Shrimp Risotto Serves 6
Dig into this classic Italian rice dish. From "The Gluten-Free Hassle-Free Cookbook" by Marlisa Brown, scheduled for release March 2015.
2 Tbsp olive oil
1 pound large shrimp, peeled and deveined
¼ tsp sea salt
½ tsp black pepper
½ cup chopped onion
1 tsp minced garlic
1 cup uncooked Arborio rice
½ cup dry white wine (optional)
3 cups (24oz) gluten-free low sodium chicken broth
1 cup green peas
¼ cup grated parmesan cheese
2 Tbsp chopped fresh parsley
1 Tbsp chopped fresh basil
1 tsp grated lemon zest
- Heat 1 tablespoon oil in a large saucepan over medium heat. Add the shrimp and sprinkle with salt and pepper. Cook until the shrimp are just opaque in the center, about 3 minutes. Transfer the shrimp to a bowl to cool.
- Return the pan to the heat. Add 1 tablespoon olive oil. Add onion and garlic and sauté for about 3 minutes.
- Add the rice and stir until coated about 1 minute. Add the wine and cook until the wine is absorbed.

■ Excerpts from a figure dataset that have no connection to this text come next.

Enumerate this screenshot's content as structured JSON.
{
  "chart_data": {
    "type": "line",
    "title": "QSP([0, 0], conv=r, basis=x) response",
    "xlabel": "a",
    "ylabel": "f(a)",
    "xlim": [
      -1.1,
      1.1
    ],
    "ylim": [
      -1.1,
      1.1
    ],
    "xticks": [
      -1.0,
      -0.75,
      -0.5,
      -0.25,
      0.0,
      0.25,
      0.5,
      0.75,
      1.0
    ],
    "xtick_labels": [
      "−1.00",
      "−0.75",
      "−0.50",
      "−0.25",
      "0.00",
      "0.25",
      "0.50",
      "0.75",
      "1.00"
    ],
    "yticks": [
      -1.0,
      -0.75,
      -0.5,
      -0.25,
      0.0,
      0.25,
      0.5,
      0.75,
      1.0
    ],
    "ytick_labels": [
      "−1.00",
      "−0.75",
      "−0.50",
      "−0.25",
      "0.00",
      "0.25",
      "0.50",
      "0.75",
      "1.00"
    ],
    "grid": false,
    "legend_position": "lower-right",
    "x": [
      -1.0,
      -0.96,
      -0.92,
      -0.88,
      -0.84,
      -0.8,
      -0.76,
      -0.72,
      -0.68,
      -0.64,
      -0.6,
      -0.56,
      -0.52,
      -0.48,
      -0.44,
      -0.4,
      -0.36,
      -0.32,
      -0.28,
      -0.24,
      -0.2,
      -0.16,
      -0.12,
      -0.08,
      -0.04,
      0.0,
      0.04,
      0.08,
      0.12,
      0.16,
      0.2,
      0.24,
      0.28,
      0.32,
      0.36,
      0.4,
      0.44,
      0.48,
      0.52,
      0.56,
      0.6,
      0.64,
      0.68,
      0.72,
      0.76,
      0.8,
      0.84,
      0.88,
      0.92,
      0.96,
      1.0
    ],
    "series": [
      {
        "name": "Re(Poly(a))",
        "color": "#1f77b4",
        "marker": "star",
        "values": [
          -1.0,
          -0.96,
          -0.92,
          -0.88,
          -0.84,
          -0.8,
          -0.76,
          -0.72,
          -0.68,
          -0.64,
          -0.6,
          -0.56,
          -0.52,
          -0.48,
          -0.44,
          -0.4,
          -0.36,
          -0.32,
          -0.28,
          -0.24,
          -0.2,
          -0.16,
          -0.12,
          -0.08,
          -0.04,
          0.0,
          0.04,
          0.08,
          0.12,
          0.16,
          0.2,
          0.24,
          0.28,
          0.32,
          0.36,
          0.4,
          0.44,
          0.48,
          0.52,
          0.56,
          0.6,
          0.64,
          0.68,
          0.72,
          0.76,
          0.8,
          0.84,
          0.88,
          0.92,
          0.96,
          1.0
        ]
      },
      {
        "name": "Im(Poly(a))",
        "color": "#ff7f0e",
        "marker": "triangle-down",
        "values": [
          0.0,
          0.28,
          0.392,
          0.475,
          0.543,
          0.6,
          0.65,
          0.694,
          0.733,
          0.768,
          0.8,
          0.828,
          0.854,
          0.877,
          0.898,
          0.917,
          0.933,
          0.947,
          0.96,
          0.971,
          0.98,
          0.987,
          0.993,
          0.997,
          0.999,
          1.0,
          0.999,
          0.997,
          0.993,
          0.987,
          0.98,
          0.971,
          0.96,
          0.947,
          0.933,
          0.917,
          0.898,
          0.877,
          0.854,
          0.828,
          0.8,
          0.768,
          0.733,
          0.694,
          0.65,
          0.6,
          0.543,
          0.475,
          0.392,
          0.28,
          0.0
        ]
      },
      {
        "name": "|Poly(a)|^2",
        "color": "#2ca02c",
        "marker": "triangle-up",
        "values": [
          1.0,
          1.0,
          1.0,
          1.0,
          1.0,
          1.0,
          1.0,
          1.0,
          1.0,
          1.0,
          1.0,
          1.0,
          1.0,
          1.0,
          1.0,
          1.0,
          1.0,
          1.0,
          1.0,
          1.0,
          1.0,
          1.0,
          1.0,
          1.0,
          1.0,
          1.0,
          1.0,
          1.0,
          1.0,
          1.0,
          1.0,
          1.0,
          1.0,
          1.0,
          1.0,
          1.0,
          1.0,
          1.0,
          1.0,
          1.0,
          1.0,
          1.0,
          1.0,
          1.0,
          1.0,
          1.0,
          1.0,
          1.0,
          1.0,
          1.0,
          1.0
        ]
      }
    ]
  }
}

- Add a ½ cup of the broth to the rice stirring constantly until liquid is absorbed. When the rice is almost dry, add another ½ cup broth and repeat the process. Continue adding broth until the rice is tender and all the liquid is absorbed.
- Stir in the peas, parmesan cheese, parsley, basil and lemon zest and reserved shrimp. Serve immediately.
Nutritional information: 238 calories, 15.3 grams protein, 29.1 grams carbohydrates, 6.6 grams fat, 69.6 milligrams cholesterol, 656.9 milligrams sodium, 1.8 grams fiber, 77 milligrams calcium, <1 milligram iron
Tip: Risotto turns glutinous when held too long so you should serve it right away.
**Allergy Tip: GF, EF, SF, NF, PF, FF. Double check the chicken broth for soy. To make milk free
use a milk free cheese substitute for the parmesan cheese.
FODMAPs: To make FODMAP friendly omit onion and replace with chopped green onions.
Omit the garlic and use garlic infused oil.